被分配了map任务的worker程序读取相关的输入数据片段，从输入的数据片段中解析出key/value pair，然后把key/value pair传递给用户自定义的Map函数，由Map函数生成并输出的中间key/value pair，并缓存在内存中。
缓存中的key/value pair通过分区函数分成R个区域，之后周期性的写入到本地磁盘上。缓存的key/value pair在本地磁盘上的存储位置将被回传给master，由master负责把这些存储位置再传送给Reduce worker。
当Reduce worker程序接收到master程序发来的数据存储位置信息后，使用RPC从Map worker所在主机的磁盘上读取这些缓存数据。当Reduce worker读取了所有的中间数据后，通过对key进行排序后使得具有相同key值的数据聚合在一起。由于许多不同的key值会映射到相同的Reduce 任务上，因此必须进行排序。如果中间数据太大无法在内存中完成排序，那么就要在外部进行排序。
Reduce worker程序遍历排序后的中间数据，对于每一个唯一的中间key值，Reduce worker程序将这个key值和它相关的中间value值的集合传递给用户自定义的Reduce函数。Reduce函数的输出被追加到所属分区的输出文件。
当所有的Map和Reduce任务都完成之后，master唤醒用户程序。在这个时候，在用户程序里的对MapReduce调用才返回。

在成功完成任务之后，MapReduce的输出存放在R个输出文件中（对应每个Reduce任务产生一个输出文件，文件名由用户指定）。一般情况下，用户不需要将这R个输出文件合并成一个文件–他们经常把这些文件作为另外一个MapReduce的输入，或者在另外一个可以处理多个分割文件的分布式应用中使用。

来源：谷歌三大核心技术（二）Google MapReduce中文版

范式描述

Data partitioning The MapReduce library splits the input data (files), already stored in GFS, into M pieces that also correspond to the number of map tasks.
Computation partitioning This is implicitly handled (in the MapReduce framework) by obliging users to write their programs in the form of the Map and Reduce functions. Therefore, the MapReduce library only generates copies of a user program (e.g., by a fork system call) containing the Map and the Reduce functions, distributes them, and starts them up on a number of available computation engines.
Determining the master and workers The MapReduce architecture is based on a masterworker model. Therefore, one of the copies of the user program becomes the master and the rest become workers. The master picks idle workers, and assigns the map and reduce tasks to them. A map/reduce worker is typically a computation engine such as a cluster node to run map/ reduce tasks by executing Map/Reduce functions. Steps 4–7 describe the map workers.
Reading the input data (data distribution) Each map worker reads its corresponding portion of the input data, namely the input data split, and sends it to its Map function. Although a map worker may run more than one Map function, which means it has been assigned more than one input data split, each worker is usually assigned one input split only.
Map function Each Map function receives the input data split as a set of (key, value) pairs to process and produce the intermediated (key, value) pairs.
Combiner function This is an optional local function within the map worker which applies to intermediate (key, value) pairs.
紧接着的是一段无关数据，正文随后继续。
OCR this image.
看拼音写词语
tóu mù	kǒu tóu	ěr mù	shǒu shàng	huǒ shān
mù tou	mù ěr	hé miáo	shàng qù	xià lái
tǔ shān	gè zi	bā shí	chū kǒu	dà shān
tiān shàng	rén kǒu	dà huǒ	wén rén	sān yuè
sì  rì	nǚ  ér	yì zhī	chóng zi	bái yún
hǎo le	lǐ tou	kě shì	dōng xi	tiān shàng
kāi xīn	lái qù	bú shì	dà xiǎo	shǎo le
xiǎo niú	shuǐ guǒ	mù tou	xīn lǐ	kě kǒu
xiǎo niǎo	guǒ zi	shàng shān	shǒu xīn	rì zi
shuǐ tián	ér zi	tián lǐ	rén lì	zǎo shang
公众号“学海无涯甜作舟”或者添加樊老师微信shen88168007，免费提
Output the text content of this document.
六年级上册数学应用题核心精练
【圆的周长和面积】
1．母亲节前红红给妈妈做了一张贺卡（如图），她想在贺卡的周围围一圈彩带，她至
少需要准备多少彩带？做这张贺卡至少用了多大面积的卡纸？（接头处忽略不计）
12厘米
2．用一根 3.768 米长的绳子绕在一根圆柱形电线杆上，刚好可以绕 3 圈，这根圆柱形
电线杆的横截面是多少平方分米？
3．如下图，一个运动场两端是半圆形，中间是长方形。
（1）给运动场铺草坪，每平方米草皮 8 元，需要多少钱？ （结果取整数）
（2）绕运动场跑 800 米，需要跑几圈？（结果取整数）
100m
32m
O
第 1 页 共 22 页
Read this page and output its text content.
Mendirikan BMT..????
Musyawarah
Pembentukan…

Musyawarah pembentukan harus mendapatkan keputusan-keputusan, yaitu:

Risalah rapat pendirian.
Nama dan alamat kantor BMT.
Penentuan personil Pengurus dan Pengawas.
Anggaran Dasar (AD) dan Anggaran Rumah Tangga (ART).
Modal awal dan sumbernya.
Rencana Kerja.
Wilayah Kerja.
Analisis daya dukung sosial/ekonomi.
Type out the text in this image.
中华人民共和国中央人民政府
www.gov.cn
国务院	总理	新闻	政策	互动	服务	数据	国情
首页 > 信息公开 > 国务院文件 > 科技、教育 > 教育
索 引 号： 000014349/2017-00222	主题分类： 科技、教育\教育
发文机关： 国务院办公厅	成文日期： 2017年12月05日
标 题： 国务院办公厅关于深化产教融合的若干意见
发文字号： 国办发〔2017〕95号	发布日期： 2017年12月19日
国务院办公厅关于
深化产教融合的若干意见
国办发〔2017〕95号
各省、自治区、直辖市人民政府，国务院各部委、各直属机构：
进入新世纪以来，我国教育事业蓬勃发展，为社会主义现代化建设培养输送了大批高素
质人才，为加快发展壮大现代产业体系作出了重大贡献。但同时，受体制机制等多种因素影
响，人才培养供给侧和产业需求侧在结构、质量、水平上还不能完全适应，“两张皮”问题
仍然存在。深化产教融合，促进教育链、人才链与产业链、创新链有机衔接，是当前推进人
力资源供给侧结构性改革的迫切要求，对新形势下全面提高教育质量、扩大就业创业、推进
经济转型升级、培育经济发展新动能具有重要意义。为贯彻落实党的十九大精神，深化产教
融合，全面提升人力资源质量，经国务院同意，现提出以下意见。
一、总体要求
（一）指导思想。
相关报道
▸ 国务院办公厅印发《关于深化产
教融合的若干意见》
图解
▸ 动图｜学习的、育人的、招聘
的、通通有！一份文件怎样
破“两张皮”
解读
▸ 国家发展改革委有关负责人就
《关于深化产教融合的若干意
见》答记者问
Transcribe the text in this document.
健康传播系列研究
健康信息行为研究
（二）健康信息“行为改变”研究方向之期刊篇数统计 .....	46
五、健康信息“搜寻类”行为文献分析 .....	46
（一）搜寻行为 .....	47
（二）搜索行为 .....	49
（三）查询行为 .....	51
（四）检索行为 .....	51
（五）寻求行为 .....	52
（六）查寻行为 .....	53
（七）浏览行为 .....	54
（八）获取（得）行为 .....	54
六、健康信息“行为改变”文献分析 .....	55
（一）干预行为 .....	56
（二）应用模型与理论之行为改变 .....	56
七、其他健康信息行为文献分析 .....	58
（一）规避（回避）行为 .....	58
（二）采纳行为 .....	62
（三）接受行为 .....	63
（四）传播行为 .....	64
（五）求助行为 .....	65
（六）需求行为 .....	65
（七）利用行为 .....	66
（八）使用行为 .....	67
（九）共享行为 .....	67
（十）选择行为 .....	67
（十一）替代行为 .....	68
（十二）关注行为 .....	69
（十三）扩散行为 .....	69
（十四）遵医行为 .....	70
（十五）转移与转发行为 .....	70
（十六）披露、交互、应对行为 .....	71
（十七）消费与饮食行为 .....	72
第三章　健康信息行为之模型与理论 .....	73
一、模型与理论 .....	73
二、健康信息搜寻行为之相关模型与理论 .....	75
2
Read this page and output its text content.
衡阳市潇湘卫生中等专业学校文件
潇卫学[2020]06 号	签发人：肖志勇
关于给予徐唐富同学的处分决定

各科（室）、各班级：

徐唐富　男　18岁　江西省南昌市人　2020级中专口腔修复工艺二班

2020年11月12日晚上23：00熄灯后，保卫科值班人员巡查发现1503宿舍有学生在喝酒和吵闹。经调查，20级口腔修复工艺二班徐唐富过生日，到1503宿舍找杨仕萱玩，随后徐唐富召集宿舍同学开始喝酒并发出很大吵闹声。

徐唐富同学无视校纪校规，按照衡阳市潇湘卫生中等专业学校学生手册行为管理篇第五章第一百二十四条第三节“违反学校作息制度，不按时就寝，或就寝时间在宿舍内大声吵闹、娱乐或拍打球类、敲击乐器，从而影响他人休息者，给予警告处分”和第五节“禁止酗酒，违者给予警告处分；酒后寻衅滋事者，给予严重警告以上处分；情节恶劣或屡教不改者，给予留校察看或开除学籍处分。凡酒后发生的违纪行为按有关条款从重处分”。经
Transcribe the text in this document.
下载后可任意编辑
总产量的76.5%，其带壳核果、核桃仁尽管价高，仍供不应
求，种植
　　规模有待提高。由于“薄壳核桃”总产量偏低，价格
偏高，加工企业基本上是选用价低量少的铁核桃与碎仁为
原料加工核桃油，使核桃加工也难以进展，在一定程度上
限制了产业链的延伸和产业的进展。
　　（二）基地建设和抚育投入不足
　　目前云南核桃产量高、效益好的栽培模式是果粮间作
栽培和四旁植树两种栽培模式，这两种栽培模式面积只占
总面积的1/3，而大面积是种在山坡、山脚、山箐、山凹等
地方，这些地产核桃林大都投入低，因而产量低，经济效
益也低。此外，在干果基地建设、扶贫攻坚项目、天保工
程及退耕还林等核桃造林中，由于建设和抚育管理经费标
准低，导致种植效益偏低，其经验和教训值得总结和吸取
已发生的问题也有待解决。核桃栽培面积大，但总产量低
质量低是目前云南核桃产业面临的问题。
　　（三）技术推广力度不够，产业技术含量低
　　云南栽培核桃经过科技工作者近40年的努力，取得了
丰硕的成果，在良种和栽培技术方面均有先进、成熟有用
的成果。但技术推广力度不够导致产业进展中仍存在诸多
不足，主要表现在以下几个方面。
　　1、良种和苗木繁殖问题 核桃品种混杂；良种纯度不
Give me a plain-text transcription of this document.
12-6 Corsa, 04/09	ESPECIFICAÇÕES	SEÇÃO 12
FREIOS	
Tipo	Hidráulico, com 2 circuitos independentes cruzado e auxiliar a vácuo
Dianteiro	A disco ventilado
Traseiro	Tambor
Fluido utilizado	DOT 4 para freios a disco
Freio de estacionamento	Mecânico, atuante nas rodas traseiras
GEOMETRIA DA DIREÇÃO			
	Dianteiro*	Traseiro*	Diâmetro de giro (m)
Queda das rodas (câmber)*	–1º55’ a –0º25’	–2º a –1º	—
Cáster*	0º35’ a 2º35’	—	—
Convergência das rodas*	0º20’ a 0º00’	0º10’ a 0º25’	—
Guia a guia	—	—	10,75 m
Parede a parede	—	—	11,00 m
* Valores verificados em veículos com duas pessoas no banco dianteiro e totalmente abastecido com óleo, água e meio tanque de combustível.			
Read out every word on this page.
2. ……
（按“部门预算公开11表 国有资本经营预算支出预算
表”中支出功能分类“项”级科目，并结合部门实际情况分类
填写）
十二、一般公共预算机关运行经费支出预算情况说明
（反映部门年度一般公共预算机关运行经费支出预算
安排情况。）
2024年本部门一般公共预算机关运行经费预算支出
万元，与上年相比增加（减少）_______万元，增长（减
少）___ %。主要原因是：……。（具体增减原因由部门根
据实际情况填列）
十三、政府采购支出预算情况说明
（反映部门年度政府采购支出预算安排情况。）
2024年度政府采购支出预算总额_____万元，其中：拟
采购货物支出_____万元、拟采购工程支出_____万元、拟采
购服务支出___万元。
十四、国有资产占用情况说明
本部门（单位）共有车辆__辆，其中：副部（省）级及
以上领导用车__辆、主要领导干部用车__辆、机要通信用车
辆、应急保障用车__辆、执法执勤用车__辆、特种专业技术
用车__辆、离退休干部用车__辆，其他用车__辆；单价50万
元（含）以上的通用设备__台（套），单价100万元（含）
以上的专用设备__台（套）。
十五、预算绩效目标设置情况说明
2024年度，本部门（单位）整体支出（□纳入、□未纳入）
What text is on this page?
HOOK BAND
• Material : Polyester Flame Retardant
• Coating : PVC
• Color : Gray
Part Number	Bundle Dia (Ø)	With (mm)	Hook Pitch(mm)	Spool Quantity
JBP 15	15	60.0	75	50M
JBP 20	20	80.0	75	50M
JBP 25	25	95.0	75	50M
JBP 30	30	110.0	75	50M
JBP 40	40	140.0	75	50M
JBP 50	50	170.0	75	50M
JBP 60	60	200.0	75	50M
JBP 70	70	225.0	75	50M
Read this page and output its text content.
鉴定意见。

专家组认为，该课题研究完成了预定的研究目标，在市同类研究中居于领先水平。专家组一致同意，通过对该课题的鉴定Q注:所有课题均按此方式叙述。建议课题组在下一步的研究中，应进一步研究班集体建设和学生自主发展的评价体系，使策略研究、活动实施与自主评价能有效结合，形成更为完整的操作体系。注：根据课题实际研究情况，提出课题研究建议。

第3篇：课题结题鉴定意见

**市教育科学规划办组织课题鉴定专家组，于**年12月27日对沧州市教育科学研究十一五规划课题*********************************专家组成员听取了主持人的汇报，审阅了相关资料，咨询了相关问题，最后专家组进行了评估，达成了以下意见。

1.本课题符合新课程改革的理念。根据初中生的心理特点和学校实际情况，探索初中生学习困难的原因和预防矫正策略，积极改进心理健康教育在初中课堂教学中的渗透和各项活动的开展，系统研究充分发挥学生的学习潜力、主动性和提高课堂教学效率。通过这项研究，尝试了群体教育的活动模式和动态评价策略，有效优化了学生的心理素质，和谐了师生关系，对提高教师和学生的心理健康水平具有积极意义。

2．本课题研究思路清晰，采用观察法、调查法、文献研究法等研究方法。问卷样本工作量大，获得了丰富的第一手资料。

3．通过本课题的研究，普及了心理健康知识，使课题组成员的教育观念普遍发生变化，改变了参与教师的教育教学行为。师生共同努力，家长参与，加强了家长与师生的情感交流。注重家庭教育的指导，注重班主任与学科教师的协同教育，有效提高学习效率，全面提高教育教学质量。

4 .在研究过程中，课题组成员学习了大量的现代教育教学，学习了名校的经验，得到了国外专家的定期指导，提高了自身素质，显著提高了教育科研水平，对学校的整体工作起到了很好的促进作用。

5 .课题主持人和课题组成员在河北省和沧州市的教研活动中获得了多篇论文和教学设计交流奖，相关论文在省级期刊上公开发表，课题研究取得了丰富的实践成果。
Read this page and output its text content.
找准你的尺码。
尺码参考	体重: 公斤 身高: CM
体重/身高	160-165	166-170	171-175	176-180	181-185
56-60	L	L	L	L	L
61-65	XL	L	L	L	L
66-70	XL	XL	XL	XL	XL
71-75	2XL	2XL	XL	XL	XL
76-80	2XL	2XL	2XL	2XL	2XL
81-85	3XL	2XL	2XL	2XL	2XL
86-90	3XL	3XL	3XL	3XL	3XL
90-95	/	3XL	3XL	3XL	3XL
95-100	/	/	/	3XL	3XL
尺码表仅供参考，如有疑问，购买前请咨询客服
The user can invoke the Combiner function inside the user program. The Combiner function runs the same code written by users for the Reduce function as its functionality is identical to it. The Combiner function merges the local data of each map worker before sending it over the network to effectively reduce its communication costs. As mentioned in our discussion of logical data flow, the MapReduce framework sorts and groups the data before it is processed by the Reduce function. Similarly, the MapReduce framework will also sort and group the local data on each map worker if the user invokes the Combiner function.
Partitioning function As mentioned in our discussion of the MapReduce data flow, the intermediate (key, value) pairs with identical keys are grouped together because all values inside each group should be processed by only one Reduce function to generate the final result. However, in real implementations, since there are M map and R reduce tasks, intermediate (key, value) pairs with the same key might be produced by different map tasks, although they should be grouped and processed together by one Reduce function only. Therefore, the intermediate (key, value) pairs produced by each map worker are partitioned into R regions, equal to the number of reduce tasks, by the Partitioning function to guarantee that all (key, value) pairs with identical keys are stored in the same region. As a result, since reduce worker i reads the data of region i of all map workers, all (key, value) pairs with the same key will be gathered by reduce worker i accordingly (see Figure 6.4). To implement this technique, a Partitioning function could simply be a hash function (e.g., Hash(key) mod R) that forwards the data into particular regions. It is also worth noting that the locations of the buffered data in these R partitions are sent to the master for later forwarding of data to thereduceworkers. Figure 6.5 shows the data flow implementation of all data flow steps. The following are two networking steps:
Synchronization MapReduce applies a simple synchronization policy to coordinate map workers with reduce workers, in which the communication between them starts when all map tasks finish.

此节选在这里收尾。